The equation \(f(x+y)=f(x)+f(y)\) is called the Cauchy equation. If its domain is \(\mathbb{Q}\), it is well-known that the solution is given by \(f(x)=xf(1)\). That fact is easy to prove using mathematical induction. The next problem is simply the extention of the domain from \(\mathbb{Q}\) to \(\mathbb{R}\). With a relatively easy counter-example we can show that the solution to the Cauchy equation in this case doesn't have to be \(f(x)=xf(1)\). However there are many additional assumptions that forces the general solution to be of the described form. Namely if a function \(f\) satisfies any of the conditions:

- monotonicity on some interval of the real line;
- continuity;
- boundedness on some interval;
- positivity on the ray \(x\geq 0\);

then the general solution to the Cauchy equation \(f:\mathbb{R}\rightarrow S\) has to be \(f(x)=xf(1)\).

The following equations can be easily reduced to the Cauchy equation.

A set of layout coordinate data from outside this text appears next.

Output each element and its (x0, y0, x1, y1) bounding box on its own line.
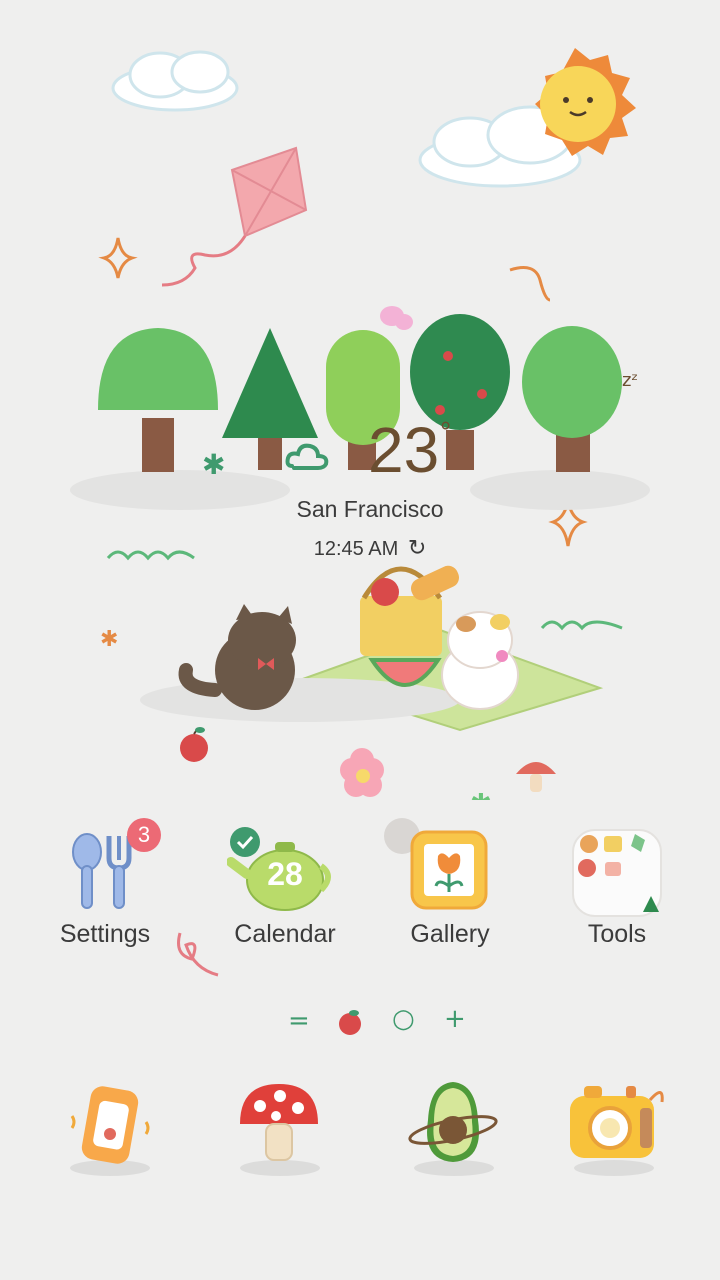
degree-symbol: ° (440, 416, 452, 447)
app-label-gallery: Gallery (410, 920, 490, 948)
tree-illustration-1 (98, 328, 218, 472)
app-label-settings: Settings (59, 920, 151, 948)
svg-text:✱: ✱ (470, 789, 492, 800)
kite-illustration (161, 146, 308, 287)
sparkle-illustration (98, 237, 138, 279)
mushroom-illustration-small (516, 762, 556, 792)
svg-text:zᶻ: zᶻ (622, 370, 638, 391)
flower-illustration (340, 748, 384, 797)
squiggle-illustration (177, 932, 219, 977)
dock (0, 1070, 720, 1190)
mushroom-icon (240, 1084, 318, 1161)
tree-illustration-5 (522, 326, 622, 472)
dock-avocado[interactable] (398, 1070, 508, 1180)
temperature: 23 (368, 414, 440, 486)
cat-illustration-1 (178, 604, 296, 710)
page-indicator-menu[interactable]: = (288, 1006, 310, 1036)
weather-city: San Francisco (296, 496, 444, 522)
clock-time: 12:45 AM (313, 538, 399, 560)
refresh-icon[interactable]: ↻ (408, 536, 426, 561)
app-label-tools: Tools (587, 920, 647, 948)
cloud-illustration (111, 50, 239, 112)
folder-icon (572, 829, 662, 917)
app-tools[interactable]: Tools (537, 818, 697, 958)
cat-illustration-2 (441, 611, 519, 710)
svg-text:✱: ✱ (202, 448, 225, 481)
calendar-date: 28 (267, 856, 303, 892)
apple-icon[interactable] (336, 1008, 364, 1036)
flower-frame-icon (410, 830, 488, 910)
dock-camera[interactable] (560, 1070, 670, 1180)
clock-time-row: 12:45 AM ↻ (250, 536, 490, 561)
app-settings[interactable]: 3 Settings (25, 818, 185, 958)
app-gallery[interactable]: Gallery (370, 818, 530, 958)
page-indicator[interactable]: = ○ + (280, 1004, 480, 1040)
wallpaper-illustration: zᶻ ✱ ✱ ✱ (70, 48, 650, 800)
page-indicator-dot[interactable]: ○ (392, 1004, 415, 1034)
avocado-planet-icon (408, 1082, 498, 1162)
apple-illustration (180, 727, 208, 762)
dock-phone[interactable] (56, 1070, 166, 1180)
notification-badge: 3 (127, 818, 161, 852)
cloud-icon (285, 443, 329, 470)
svg-text:✱: ✱ (100, 627, 118, 652)
phone-icon (70, 1086, 150, 1164)
camera-icon (570, 1086, 664, 1158)
page-indicator-add[interactable]: + (444, 1004, 466, 1034)
butterfly-illustration (380, 306, 413, 330)
dock-mushroom[interactable] (224, 1070, 334, 1180)
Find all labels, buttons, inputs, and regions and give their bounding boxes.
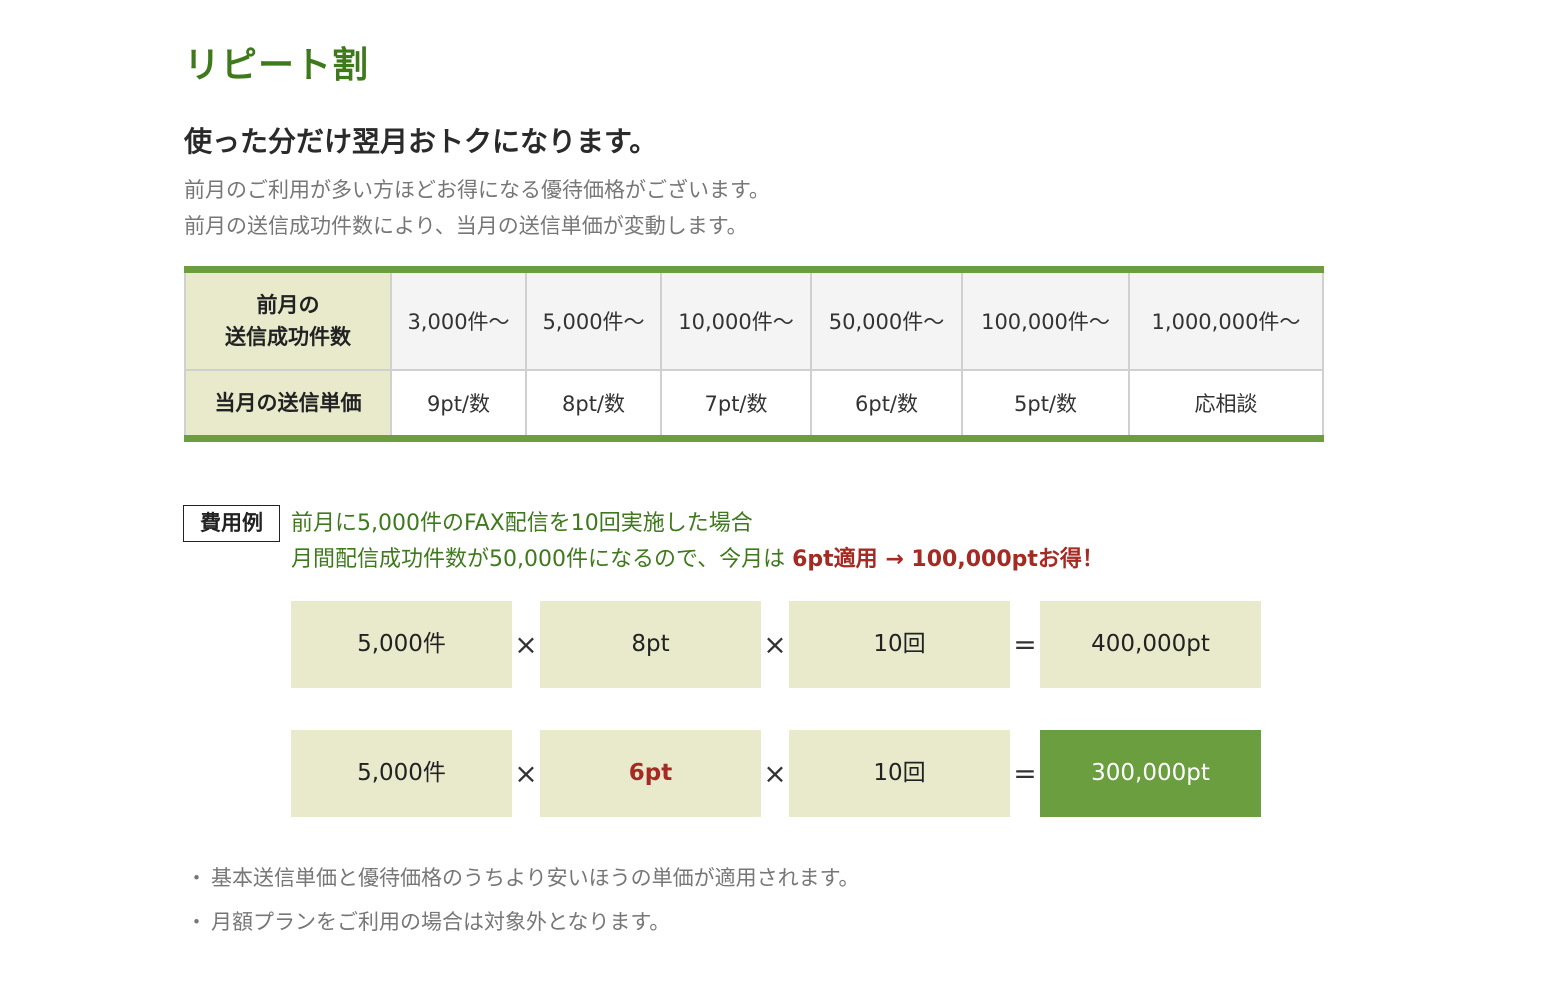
calc-times-box: 10回 xyxy=(789,601,1010,688)
section-title: リピート割 xyxy=(184,45,370,86)
price-cell: 7pt/数 xyxy=(660,369,812,440)
count-cell: 1,000,000件～ xyxy=(1128,268,1324,371)
headline: 使った分だけ翌月おトクになります。 xyxy=(184,125,658,158)
cost-example-description: 前月に5,000件のFAX配信を10回実施した場合 月間配信成功件数が50,00… xyxy=(291,506,1104,578)
note-item: 基本送信単価と優待価格のうちより安いほうの単価が適用されます。 xyxy=(186,856,859,900)
example-savings-emphasis: 6pt適用 → 100,000ptお得！ xyxy=(792,547,1104,572)
example-line-1: 前月に5,000件のFAX配信を10回実施した場合 xyxy=(291,511,753,536)
count-cell: 3,000件～ xyxy=(390,268,527,371)
calculation-row-discounted: 5,000件 × 6pt × 10回 = 300,000pt xyxy=(291,730,1261,817)
price-cell: 6pt/数 xyxy=(810,369,963,440)
table-row-current-unit-price: 当月の送信単価 9pt/数 8pt/数 7pt/数 6pt/数 5pt/数 応相… xyxy=(184,369,1324,440)
calc-unit-price-box: 8pt xyxy=(540,601,761,688)
row-header-current-unit-price: 当月の送信単価 xyxy=(184,369,392,440)
calculation-row-standard: 5,000件 × 8pt × 10回 = 400,000pt xyxy=(291,601,1261,688)
example-line-2: 月間配信成功件数が50,000件になるので、今月は 6pt適用 → 100,00… xyxy=(291,542,1104,578)
count-cell: 50,000件～ xyxy=(810,268,963,371)
equals-sign: = xyxy=(1013,757,1037,790)
equals-sign: = xyxy=(1013,628,1037,661)
row-header-line: 送信成功件数 xyxy=(225,325,351,349)
row-header-line: 前月の xyxy=(256,293,320,317)
count-cell: 100,000件～ xyxy=(961,268,1130,371)
calc-discounted-total-box: 300,000pt xyxy=(1040,730,1261,817)
calc-times-box: 10回 xyxy=(789,730,1010,817)
price-cell: 応相談 xyxy=(1128,369,1324,440)
intro-line: 前月の送信成功件数により、当月の送信単価が変動します。 xyxy=(184,214,748,238)
row-header-previous-month-count: 前月の 送信成功件数 xyxy=(184,268,392,371)
intro-text: 前月のご利用が多い方ほどお得になる優待価格がございます。 前月の送信成功件数によ… xyxy=(184,172,770,244)
cost-example-badge: 費用例 xyxy=(183,505,280,542)
price-cell: 8pt/数 xyxy=(525,369,662,440)
price-cell: 5pt/数 xyxy=(961,369,1130,440)
multiply-sign: × xyxy=(763,757,787,790)
calc-total-box: 400,000pt xyxy=(1040,601,1261,688)
discount-price-table: 前月の 送信成功件数 3,000件～ 5,000件～ 10,000件～ 50,0… xyxy=(184,266,1324,442)
count-cell: 5,000件～ xyxy=(525,268,662,371)
count-cell: 10,000件～ xyxy=(660,268,812,371)
notes-list: 基本送信単価と優待価格のうちより安いほうの単価が適用されます。 月額プランをご利… xyxy=(186,856,859,944)
price-cell: 9pt/数 xyxy=(390,369,527,440)
calc-count-box: 5,000件 xyxy=(291,601,512,688)
note-item: 月額プランをご利用の場合は対象外となります。 xyxy=(186,900,859,944)
multiply-sign: × xyxy=(514,757,538,790)
calc-discounted-unit-price-box: 6pt xyxy=(540,730,761,817)
table-row-previous-month-count: 前月の 送信成功件数 3,000件～ 5,000件～ 10,000件～ 50,0… xyxy=(184,268,1324,371)
multiply-sign: × xyxy=(763,628,787,661)
calc-count-box: 5,000件 xyxy=(291,730,512,817)
multiply-sign: × xyxy=(514,628,538,661)
example-line-2-prefix: 月間配信成功件数が50,000件になるので、今月は xyxy=(291,547,793,572)
intro-line: 前月のご利用が多い方ほどお得になる優待価格がございます。 xyxy=(184,178,770,202)
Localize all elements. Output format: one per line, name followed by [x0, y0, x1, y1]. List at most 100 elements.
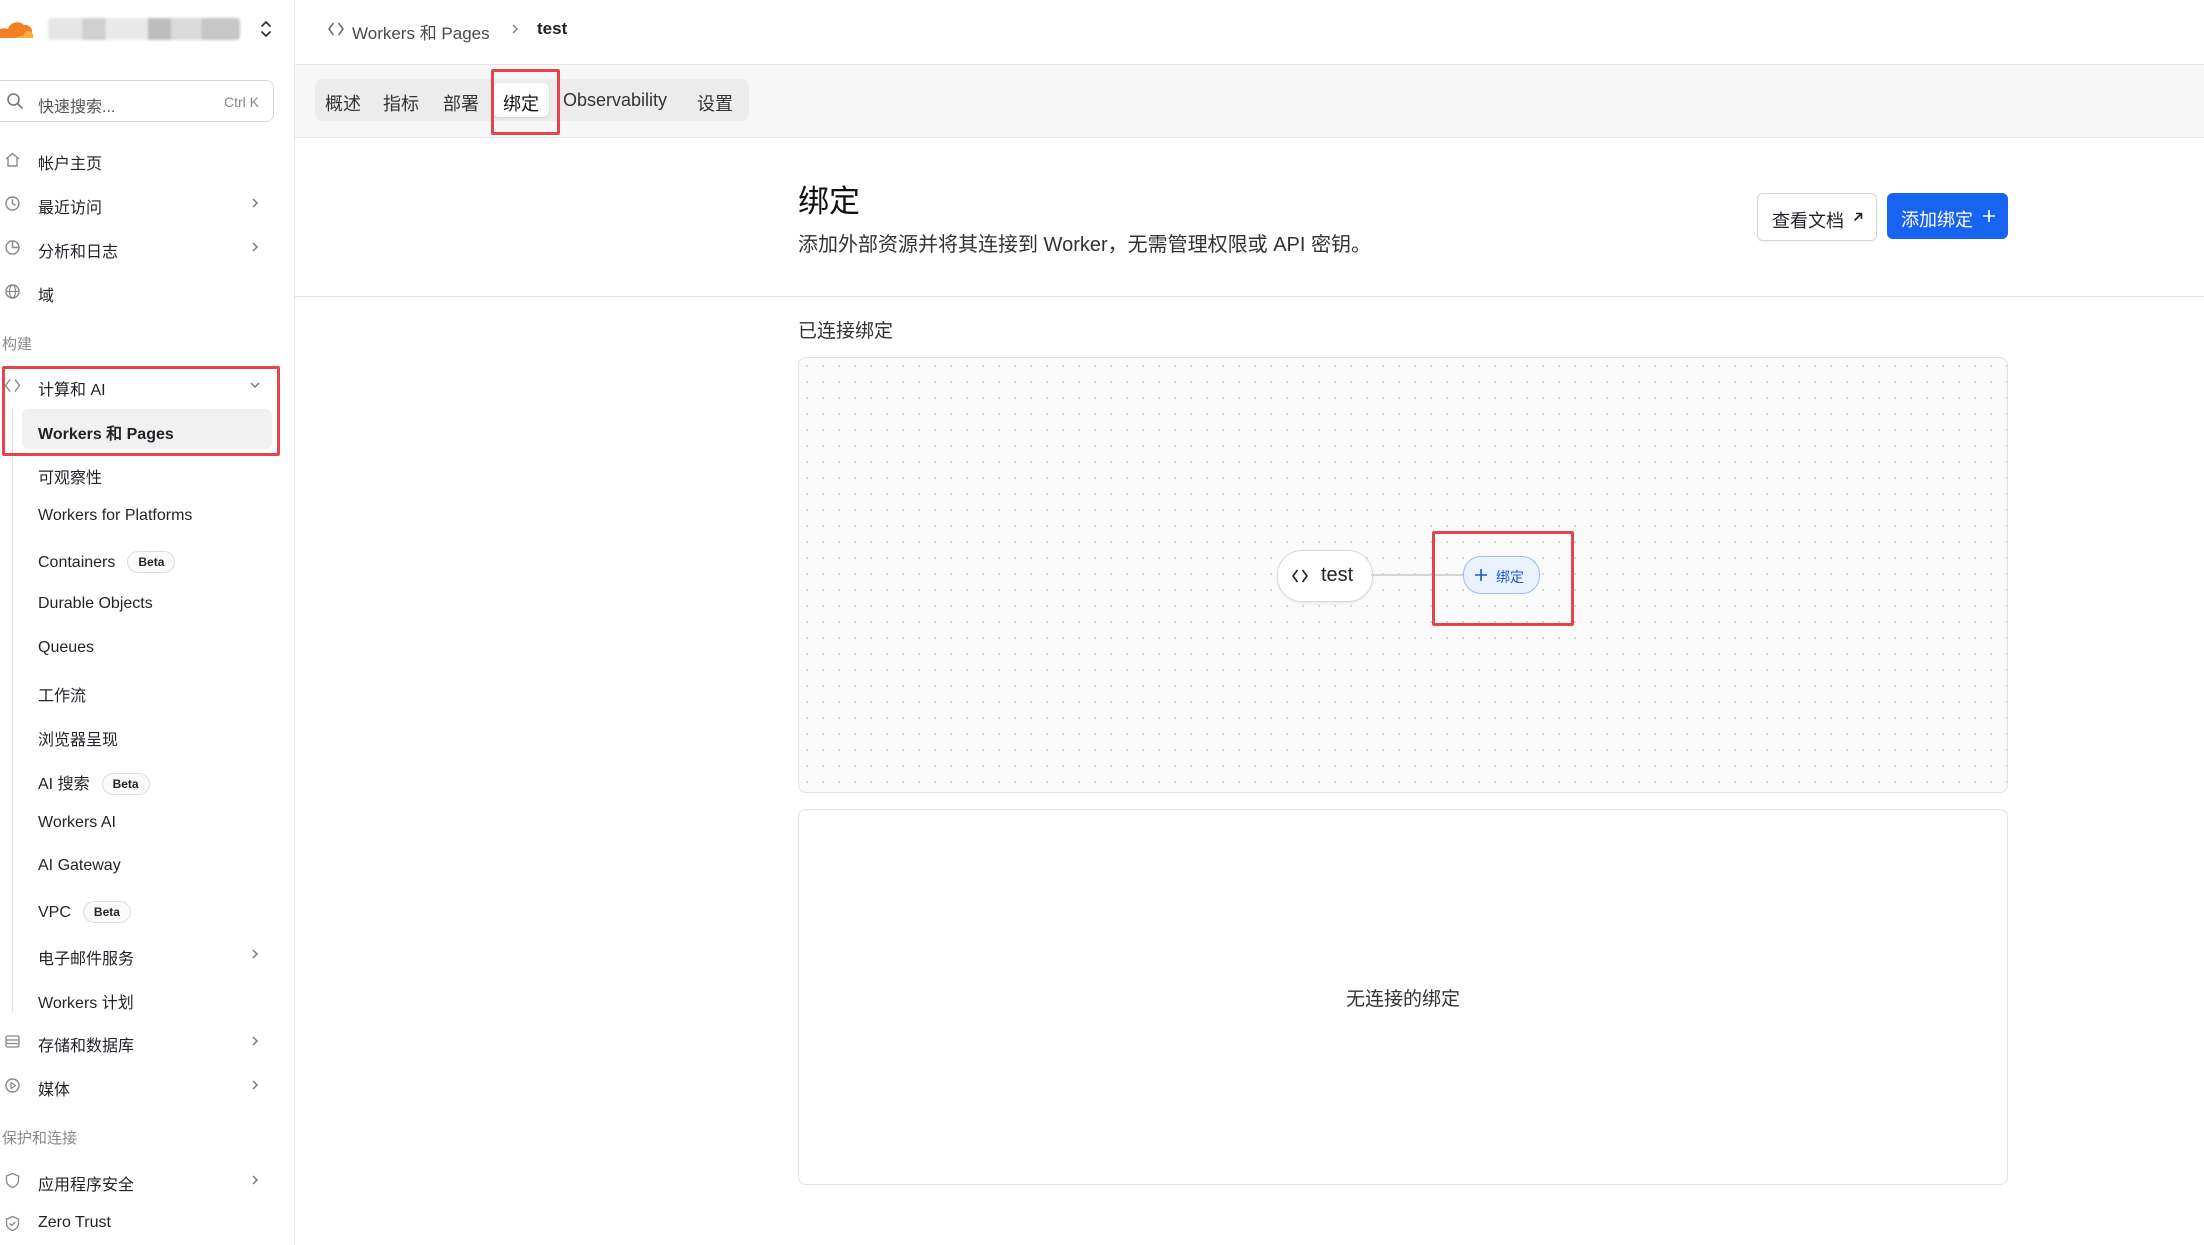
sidebar-item-analytics[interactable]: 分析和日志: [0, 227, 270, 267]
tab-deployments[interactable]: 部署: [443, 79, 485, 121]
chevron-right-icon: [252, 198, 259, 208]
sidebar-item-vpc[interactable]: VPC Beta: [22, 890, 272, 930]
home-icon: [5, 152, 20, 167]
sidebar-item-durable-objects[interactable]: Durable Objects: [22, 584, 272, 624]
search-shortcut: Ctrl K: [224, 94, 259, 110]
sidebar-item-label: 浏览器呈现: [38, 732, 119, 749]
sidebar-item-domains[interactable]: 域: [0, 271, 270, 311]
tab-label: 设置: [697, 94, 733, 114]
sidebar-item-containers[interactable]: Containers Beta: [22, 540, 272, 580]
sidebar-item-observability[interactable]: 可观察性: [22, 453, 272, 493]
sidebar-item-app-security[interactable]: 应用程序安全: [0, 1160, 270, 1200]
empty-state-text: 无连接的绑定: [1345, 989, 1460, 1010]
sidebar: 快速搜索... Ctrl K 帐户主页 最近访问 分析和日志 域 构建 计算和 …: [0, 0, 295, 1245]
search-placeholder: 快速搜索...: [38, 99, 116, 116]
clock-icon: [5, 196, 20, 211]
breadcrumb-parent-link[interactable]: Workers 和 Pages: [352, 19, 490, 44]
item-text: AI 搜索: [38, 776, 90, 793]
tab-label: 部署: [443, 94, 479, 114]
quick-search[interactable]: 快速搜索... Ctrl K: [0, 80, 274, 122]
sidebar-item-label: Workers for Platforms: [38, 507, 193, 524]
sidebar-item-label: 电子邮件服务: [38, 951, 135, 968]
sidebar-item-label: 域: [38, 288, 55, 305]
tab-overview[interactable]: 概述: [325, 79, 367, 121]
plus-icon: [1983, 210, 1995, 222]
sidebar-item-zero-trust[interactable]: Zero Trust: [0, 1203, 270, 1243]
tab-settings[interactable]: 设置: [697, 79, 739, 121]
page-header: 绑定 添加外部资源并将其连接到 Worker，无需管理权限或 API 密钥。 查…: [295, 138, 2204, 297]
sidebar-item-label: 最近访问: [38, 200, 103, 217]
sidebar-item-label: AI Gateway: [38, 857, 121, 874]
sidebar-item-account-home[interactable]: 帐户主页: [0, 139, 270, 179]
beta-badge: Beta: [101, 773, 150, 795]
beta-badge: Beta: [82, 901, 131, 923]
tab-metrics[interactable]: 指标: [383, 79, 425, 121]
chart-pie-icon: [5, 240, 20, 255]
chevron-right-icon: [252, 1080, 259, 1090]
highlight-box-bindings-tab: [491, 69, 560, 135]
worker-node[interactable]: test: [1277, 550, 1373, 602]
item-text: VPC: [38, 904, 71, 921]
account-header[interactable]: [0, 10, 294, 48]
external-link-arrow-icon: [1853, 212, 1863, 222]
sidebar-item-label: 存储和数据库: [38, 1038, 135, 1055]
globe-icon: [5, 284, 20, 299]
sidebar-item-label: 帐户主页: [38, 156, 103, 173]
sidebar-item-label: 分析和日志: [38, 244, 119, 261]
sidebar-item-ai-gateway[interactable]: AI Gateway: [22, 846, 272, 886]
tab-label: 概述: [325, 94, 361, 114]
sidebar-item-label: Workers AI: [38, 814, 116, 831]
page-title: 绑定: [798, 184, 860, 219]
sidebar-item-workers-for-platforms[interactable]: Workers for Platforms: [22, 496, 272, 536]
highlight-box-add-binding: [1432, 531, 1574, 626]
sidebar-item-workers-plans[interactable]: Workers 计划: [22, 978, 272, 1018]
account-name-redacted: [48, 18, 240, 40]
sidebar-item-storage-databases[interactable]: 存储和数据库: [0, 1021, 270, 1061]
item-text: Containers: [38, 554, 116, 571]
button-label: 添加绑定: [1901, 210, 1973, 230]
chevron-right-icon: [252, 949, 259, 959]
view-docs-button[interactable]: 查看文档: [1757, 193, 1877, 241]
section-label-build: 构建: [2, 336, 33, 353]
add-binding-button[interactable]: 添加绑定: [1887, 193, 2008, 239]
sidebar-item-browser-rendering[interactable]: 浏览器呈现: [22, 715, 272, 755]
shield-check-icon: [5, 1215, 20, 1232]
sidebar-item-label: Queues: [38, 639, 95, 656]
sidebar-item-label: 媒体: [38, 1082, 71, 1099]
page-description: 添加外部资源并将其连接到 Worker，无需管理权限或 API 密钥。: [798, 234, 1371, 256]
sidebar-item-ai-search[interactable]: AI 搜索 Beta: [22, 759, 272, 799]
sidebar-item-workers-ai[interactable]: Workers AI: [22, 803, 272, 843]
top-bar: Workers 和 Pages test: [295, 0, 2204, 65]
submenu-guide-line: [12, 408, 13, 1012]
cloudflare-logo: [0, 22, 34, 38]
section-label-protect: 保护和连接: [2, 1130, 78, 1147]
sidebar-item-workflows[interactable]: 工作流: [22, 671, 272, 711]
search-icon: [7, 93, 23, 109]
tab-label: 指标: [383, 94, 419, 114]
tab-observability[interactable]: Observability: [563, 79, 675, 121]
sidebar-item-recent[interactable]: 最近访问: [0, 183, 270, 223]
tab-strip: 概述 指标 部署 绑定 Observability 设置: [295, 65, 2204, 138]
sidebar-item-queues[interactable]: Queues: [22, 628, 272, 668]
sidebar-item-label: Containers Beta: [38, 551, 176, 573]
play-circle-icon: [5, 1078, 20, 1093]
chevron-right-icon: [512, 24, 519, 34]
database-icon: [5, 1035, 20, 1048]
code-diamond-icon: [1292, 569, 1308, 583]
chevron-right-icon: [252, 1036, 259, 1046]
sidebar-item-label: 工作流: [38, 688, 87, 705]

- All continuous functions \(f:\mathbb{R}\rightarrow(0,+\infty)\) satisfying \(f(x+y)=f(x)f(y)\) are of the form \(f(x)=a^x\). Namely the function \(g(x)=\log f(x)\) is continuous and satisfies the Cauchy equation.
- All continuous functions \(f: (0,+\infty)\rightarrow\mathbb{R}\) satisfying \(f(xy)=f(x)+f(y)\) are of the form \(f(x)=\log_a x\). Now the function \(g(x)=f(a^x)\) is continuous and satisfies the Cauchy equation.
- All continuous functions \(f: (0,+\infty)\rightarrow(0,+\infty)\) satisfying \(f(xy)=f(x)f(y)\) are \(f(x)=x^t\), where \(t=\log_a b\) and \(f(a)=b\). Indeed the function \(g(x)=\log f(a^x)\) is continuous and satisfies the Cauchy equation.